I am developing a php page containing a drop down select button. On changing its value, I am calling a javascript method and passing value selected in drop down. Now I want to use the value passed to get further details from MySql using PHP. How can I write PHP code withing javascript? I am a beginner to PHP. Suggest me a simple and easiest way to do this
For onchange event of dropdown, you can call php page using ajax and passing your params and get the output.
Try to use ajax like this (http://www.w3schools.com/php/php_ajax_database.asp) and this (http://coursesweb.net/ajax/multiple-select-dropdown-list-ajax_t)
Front-end client side script (Javascript) can't directly 'invoke' or run PHP code. This is because of the separation between client side (browser) and server side (server) components of a web page. When you make a normal request to a server to return a page (eg. index.html), it will return the content of the page and terminate the execution.
What you're trying to achieve is something called AJAX, which is described on Wikipedia. There's also a pretty good and basic example of how to run a PHP script from Javascript.

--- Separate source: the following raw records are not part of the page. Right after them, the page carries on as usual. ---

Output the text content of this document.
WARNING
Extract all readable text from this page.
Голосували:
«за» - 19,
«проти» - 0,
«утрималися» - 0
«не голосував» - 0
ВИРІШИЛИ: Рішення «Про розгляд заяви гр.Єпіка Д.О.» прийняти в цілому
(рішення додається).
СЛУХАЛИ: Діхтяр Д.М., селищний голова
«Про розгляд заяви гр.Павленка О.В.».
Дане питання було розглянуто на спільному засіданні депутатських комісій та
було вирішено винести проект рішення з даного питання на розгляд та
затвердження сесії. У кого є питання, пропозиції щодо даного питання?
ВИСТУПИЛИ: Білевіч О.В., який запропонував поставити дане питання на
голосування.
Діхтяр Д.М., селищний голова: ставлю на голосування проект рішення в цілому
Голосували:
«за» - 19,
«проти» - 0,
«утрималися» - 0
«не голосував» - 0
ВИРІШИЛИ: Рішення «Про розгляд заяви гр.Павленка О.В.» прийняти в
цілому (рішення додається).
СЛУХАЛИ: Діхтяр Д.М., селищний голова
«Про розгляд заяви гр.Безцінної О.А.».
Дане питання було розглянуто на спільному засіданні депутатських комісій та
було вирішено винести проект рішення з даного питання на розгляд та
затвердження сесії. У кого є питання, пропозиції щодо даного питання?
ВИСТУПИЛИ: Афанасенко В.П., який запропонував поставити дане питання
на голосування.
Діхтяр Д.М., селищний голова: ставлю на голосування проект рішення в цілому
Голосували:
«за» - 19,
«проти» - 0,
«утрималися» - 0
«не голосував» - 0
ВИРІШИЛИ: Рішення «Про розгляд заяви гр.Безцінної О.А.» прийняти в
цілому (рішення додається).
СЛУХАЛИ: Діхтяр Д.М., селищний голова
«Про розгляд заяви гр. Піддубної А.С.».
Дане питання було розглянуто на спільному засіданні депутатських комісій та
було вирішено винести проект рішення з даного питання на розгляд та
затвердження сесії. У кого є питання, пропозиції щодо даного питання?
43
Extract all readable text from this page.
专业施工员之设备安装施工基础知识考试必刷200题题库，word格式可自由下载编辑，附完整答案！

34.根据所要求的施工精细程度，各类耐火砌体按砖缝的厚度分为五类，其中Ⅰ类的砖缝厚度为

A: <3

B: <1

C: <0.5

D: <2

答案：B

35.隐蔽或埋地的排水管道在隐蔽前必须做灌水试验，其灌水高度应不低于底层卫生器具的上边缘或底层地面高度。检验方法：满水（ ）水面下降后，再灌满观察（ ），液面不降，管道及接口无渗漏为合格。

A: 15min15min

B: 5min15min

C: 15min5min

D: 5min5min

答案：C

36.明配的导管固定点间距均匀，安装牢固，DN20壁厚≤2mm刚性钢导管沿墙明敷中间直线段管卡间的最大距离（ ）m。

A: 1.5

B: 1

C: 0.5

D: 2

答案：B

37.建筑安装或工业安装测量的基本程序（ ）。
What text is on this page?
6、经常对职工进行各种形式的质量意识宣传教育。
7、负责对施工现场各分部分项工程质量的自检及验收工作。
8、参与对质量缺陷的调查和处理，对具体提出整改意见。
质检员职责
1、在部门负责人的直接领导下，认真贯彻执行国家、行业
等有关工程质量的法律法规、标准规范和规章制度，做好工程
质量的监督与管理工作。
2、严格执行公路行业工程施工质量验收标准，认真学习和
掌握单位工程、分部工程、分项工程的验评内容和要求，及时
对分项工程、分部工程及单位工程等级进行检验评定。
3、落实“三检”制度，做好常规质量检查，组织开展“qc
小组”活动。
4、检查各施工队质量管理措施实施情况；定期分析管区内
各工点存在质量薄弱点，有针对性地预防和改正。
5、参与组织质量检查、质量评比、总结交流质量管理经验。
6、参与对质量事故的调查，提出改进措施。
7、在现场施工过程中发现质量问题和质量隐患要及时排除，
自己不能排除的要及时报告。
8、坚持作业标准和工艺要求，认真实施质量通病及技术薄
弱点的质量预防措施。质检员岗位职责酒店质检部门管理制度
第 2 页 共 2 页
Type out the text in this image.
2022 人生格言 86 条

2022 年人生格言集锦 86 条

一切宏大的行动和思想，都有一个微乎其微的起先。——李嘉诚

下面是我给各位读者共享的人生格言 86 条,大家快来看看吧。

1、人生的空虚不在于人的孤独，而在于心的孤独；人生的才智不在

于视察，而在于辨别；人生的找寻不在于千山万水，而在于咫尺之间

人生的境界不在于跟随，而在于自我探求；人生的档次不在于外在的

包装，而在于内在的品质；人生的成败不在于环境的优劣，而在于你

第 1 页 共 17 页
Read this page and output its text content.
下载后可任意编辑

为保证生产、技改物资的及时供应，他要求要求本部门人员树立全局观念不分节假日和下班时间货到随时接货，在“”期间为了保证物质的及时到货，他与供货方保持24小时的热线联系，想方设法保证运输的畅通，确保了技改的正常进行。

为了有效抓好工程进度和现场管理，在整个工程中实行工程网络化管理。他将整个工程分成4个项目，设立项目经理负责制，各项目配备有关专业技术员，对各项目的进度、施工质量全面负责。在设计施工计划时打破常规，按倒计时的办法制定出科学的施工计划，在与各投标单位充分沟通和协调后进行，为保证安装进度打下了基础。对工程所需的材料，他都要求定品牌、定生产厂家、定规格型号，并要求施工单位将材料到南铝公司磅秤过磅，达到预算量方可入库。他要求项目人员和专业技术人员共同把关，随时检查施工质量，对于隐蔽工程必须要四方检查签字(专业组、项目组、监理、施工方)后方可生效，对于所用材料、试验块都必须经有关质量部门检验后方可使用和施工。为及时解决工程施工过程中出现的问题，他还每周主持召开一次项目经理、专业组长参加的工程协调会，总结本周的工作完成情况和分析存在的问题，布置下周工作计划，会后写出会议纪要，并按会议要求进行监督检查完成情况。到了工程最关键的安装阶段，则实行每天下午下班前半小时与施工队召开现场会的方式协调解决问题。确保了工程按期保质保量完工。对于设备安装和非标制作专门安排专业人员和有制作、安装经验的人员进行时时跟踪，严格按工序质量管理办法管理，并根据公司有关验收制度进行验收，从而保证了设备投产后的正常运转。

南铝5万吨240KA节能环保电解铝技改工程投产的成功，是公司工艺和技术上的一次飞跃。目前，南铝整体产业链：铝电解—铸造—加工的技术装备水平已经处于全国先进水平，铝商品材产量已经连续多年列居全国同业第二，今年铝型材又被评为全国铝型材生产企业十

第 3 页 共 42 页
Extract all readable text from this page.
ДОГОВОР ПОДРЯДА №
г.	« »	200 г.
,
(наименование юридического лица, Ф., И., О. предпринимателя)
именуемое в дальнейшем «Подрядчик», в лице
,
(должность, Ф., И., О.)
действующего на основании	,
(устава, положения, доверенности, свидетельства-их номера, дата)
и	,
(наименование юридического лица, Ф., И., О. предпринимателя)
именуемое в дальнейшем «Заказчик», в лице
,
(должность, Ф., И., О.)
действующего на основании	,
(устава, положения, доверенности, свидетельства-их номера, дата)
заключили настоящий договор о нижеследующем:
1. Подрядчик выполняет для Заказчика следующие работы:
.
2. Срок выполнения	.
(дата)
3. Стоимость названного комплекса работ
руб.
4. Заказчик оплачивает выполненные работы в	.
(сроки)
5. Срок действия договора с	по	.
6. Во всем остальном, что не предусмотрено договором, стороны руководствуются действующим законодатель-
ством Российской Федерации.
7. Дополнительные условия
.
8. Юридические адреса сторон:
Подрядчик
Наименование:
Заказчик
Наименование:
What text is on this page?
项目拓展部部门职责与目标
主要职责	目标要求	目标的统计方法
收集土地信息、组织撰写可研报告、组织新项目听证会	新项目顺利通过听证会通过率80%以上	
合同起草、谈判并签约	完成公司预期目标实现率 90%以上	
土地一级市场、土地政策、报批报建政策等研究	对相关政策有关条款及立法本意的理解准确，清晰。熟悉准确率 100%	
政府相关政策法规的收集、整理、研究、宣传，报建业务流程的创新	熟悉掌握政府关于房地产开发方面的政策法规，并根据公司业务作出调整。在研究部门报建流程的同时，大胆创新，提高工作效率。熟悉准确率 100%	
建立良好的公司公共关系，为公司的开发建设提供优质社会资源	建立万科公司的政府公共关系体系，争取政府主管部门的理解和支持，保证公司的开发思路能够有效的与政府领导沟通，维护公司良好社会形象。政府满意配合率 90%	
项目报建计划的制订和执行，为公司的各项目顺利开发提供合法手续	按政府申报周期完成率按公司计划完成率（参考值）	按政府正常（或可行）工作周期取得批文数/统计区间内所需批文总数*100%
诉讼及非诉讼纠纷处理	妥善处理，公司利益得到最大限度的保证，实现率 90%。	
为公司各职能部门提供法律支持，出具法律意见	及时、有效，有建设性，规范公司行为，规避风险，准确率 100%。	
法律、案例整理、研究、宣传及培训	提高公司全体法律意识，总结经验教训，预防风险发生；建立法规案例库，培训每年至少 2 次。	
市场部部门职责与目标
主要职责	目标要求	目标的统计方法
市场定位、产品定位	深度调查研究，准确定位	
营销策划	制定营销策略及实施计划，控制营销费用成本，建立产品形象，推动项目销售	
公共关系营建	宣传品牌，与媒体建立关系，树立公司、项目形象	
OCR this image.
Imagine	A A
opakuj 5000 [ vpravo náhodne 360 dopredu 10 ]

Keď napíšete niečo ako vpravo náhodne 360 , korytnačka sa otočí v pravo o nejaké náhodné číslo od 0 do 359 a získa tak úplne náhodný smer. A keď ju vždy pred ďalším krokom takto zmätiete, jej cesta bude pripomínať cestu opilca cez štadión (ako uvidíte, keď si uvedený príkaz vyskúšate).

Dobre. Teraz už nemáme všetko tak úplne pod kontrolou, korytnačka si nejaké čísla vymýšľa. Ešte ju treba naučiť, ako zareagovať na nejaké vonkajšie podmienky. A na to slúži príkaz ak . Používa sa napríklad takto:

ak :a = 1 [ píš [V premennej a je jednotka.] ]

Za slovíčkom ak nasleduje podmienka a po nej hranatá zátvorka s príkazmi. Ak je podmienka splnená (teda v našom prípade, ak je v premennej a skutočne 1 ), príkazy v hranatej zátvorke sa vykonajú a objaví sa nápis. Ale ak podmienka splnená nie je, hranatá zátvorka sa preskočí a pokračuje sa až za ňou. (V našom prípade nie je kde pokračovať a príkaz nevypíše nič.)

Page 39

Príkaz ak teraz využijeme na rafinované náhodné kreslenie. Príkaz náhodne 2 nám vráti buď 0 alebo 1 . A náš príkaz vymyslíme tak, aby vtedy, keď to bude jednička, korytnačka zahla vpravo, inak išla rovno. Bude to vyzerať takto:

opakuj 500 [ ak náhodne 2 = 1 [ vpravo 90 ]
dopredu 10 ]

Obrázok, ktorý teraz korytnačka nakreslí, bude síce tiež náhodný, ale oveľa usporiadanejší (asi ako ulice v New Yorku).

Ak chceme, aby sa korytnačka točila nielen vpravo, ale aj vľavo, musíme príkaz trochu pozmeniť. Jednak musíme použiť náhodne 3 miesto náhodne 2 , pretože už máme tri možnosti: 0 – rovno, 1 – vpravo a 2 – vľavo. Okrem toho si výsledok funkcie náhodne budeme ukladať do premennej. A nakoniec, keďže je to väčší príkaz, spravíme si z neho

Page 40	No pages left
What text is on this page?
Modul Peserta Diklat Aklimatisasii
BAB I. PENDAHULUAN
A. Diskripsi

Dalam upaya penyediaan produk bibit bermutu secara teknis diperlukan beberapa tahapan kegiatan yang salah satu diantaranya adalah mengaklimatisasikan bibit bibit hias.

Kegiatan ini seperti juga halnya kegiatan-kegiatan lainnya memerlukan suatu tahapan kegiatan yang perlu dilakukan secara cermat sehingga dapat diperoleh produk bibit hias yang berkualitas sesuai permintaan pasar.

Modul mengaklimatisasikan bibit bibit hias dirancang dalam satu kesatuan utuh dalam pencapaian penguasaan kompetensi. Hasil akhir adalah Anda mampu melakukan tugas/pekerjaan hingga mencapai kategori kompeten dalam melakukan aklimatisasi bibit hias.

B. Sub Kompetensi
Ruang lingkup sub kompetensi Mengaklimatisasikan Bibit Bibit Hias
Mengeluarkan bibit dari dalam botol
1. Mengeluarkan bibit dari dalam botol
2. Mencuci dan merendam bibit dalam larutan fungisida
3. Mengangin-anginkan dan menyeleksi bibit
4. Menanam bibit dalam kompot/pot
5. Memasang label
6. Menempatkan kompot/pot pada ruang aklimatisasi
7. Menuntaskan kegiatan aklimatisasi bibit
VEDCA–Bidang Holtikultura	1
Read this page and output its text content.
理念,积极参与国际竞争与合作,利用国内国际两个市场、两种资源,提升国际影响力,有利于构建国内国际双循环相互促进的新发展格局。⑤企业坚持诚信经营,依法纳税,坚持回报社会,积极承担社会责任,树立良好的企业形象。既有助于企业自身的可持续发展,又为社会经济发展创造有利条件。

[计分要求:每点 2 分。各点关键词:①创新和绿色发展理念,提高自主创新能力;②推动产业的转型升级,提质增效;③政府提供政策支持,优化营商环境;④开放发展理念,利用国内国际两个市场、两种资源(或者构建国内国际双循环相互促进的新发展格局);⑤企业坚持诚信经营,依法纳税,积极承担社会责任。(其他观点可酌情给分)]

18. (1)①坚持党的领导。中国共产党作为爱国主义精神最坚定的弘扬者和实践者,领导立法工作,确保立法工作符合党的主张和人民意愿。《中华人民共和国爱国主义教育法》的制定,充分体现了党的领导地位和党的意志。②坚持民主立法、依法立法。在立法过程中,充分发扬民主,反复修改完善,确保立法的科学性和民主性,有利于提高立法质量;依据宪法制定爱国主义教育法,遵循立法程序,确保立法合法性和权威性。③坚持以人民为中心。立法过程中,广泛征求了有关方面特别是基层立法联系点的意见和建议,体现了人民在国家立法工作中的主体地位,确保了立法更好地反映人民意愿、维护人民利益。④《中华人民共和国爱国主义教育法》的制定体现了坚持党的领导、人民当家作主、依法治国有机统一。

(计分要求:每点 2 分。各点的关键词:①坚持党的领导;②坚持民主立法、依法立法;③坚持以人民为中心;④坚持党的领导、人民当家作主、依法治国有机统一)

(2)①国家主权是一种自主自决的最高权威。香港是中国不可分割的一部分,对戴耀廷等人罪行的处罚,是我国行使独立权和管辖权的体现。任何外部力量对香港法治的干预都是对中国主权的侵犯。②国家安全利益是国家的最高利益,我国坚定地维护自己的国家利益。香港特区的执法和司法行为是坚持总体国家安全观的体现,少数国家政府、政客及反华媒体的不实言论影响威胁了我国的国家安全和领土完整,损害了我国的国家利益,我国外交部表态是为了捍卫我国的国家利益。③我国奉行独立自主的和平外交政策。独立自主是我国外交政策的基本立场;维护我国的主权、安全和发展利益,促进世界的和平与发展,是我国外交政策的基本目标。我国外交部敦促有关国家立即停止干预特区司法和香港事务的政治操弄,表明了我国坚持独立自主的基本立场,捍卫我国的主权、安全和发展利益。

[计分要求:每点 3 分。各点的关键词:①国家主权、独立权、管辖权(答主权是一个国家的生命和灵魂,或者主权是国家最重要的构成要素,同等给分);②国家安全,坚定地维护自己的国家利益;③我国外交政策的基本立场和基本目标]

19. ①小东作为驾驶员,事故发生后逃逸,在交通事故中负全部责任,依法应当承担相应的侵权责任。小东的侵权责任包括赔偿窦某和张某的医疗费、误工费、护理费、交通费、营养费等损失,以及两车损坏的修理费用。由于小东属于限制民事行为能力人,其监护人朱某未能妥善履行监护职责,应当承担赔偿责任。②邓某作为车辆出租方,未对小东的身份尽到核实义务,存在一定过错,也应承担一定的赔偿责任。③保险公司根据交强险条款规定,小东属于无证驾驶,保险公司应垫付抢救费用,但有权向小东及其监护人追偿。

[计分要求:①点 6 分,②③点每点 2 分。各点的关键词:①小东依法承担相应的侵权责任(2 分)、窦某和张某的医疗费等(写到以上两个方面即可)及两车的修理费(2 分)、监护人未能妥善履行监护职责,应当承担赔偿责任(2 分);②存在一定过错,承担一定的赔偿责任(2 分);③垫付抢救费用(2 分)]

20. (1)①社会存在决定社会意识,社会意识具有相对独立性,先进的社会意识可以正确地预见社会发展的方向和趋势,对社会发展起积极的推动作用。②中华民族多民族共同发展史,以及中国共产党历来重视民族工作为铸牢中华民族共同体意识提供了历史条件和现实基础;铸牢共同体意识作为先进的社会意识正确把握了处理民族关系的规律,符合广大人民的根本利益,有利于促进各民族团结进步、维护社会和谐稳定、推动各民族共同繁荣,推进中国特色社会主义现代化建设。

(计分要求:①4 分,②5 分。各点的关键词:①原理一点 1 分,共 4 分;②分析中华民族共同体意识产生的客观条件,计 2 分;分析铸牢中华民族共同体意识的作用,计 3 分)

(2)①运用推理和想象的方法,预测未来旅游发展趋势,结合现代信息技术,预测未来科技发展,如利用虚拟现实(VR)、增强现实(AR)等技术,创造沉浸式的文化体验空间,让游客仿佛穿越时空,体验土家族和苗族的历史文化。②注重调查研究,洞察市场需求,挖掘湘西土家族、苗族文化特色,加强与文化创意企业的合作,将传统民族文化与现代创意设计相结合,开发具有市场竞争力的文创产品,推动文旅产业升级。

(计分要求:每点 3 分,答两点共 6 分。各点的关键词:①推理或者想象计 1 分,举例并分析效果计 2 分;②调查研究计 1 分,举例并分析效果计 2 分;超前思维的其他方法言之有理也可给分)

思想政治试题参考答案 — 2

In basic terms, AJAX is an asynchronous execution of the server side component of a web page. You can target a page 'test.php' with an ajax request, much the same was as you would when you open the page in your browser, and the content of the page would be returned.
To get the additional content, you can use either a POST ($_POST) or GET($_GET) request to send details back to the server. Typically when you're performing a search, you would use GET. If you're performing an update or create, you would use POST.
So your page URL might be something like http://mywebsite.dev/ajax.php?select=apples (where mywebsite.dev is the development URL). If you have a table of apple types, your MySQL query would be:
$type = $_GET['select'];
// Do some filtering on $type, eg. mysql_real_escape_string() and a few others
SELECT fruit.types FROM fruit WHERE fruit.main_type = '$type';
And then return a formatted JSON object back to the browser:
$return = Array(
0 => 'Pink Lady',
1 => 'Sundowner',
2 => 'Granny Smith',
...
);
$json = json_encode($return);
// expected result
{['Pink Lady'],['Sundowner'],['Granny Smith']};
You can always give extra indexes to arrays (multi-dimensional) or use stdClass to give better structure.
Then in your Javascript you use a for loop to iterate over the json object to build a new list of options.
var output = '';
for (var i = 0, k = json.length; i < k; i++) {
output += '<option value="' + json[i] + '">' + json[i] + '</option>';
}
Hope that helps.
Hi for this you need to use ajax. try :
index.php code : This script will grab data from from using jquery and post it to search.php file via ajax
<html>
<head>
<script src="//ajax.googleapis.com/ajax/libs/jquery/1.9.1/jquery.min.js"></script>
<script>
$(document).ready(function(){
$('#userid').change(function(){
userid=this.value;
$.ajax({
url:'search.php',
data : 'userid='+userid,
type:'POST',
success:function(result){
$('#result_div').html(result);
}
});
});
});
</script>
</head>
<body>
<form name='getUserData' id='getUserData' action='#' method='GET'>
Select User : <select id='userid' name='userid'>
<option value='1'>Lokendra</option>
<option value='2'>Amit</option>
<option value='3'>Nitin</option>
<option value='4'>Rishabh</option>
</select>
</form>
<div id='result_div'></div>
</body>
</html>
search.php code : This file will contain you business logic . and return value to ajax success method. You can fill retrun result any container.
<?php
$userArray=array(
1 => 'Lokendra',
2 => 'Amit',
3 => 'Nitin',
4 => 'Rishabh',
);
$postedData=$_REQUEST;
// Fire your select query here and diplay data
if(isset($postedData['userid'])){
echo "Selected User name =>".$userArray[$postedData['userid']];die;
}
?>
Dont forget to accept answer if it helps you. :)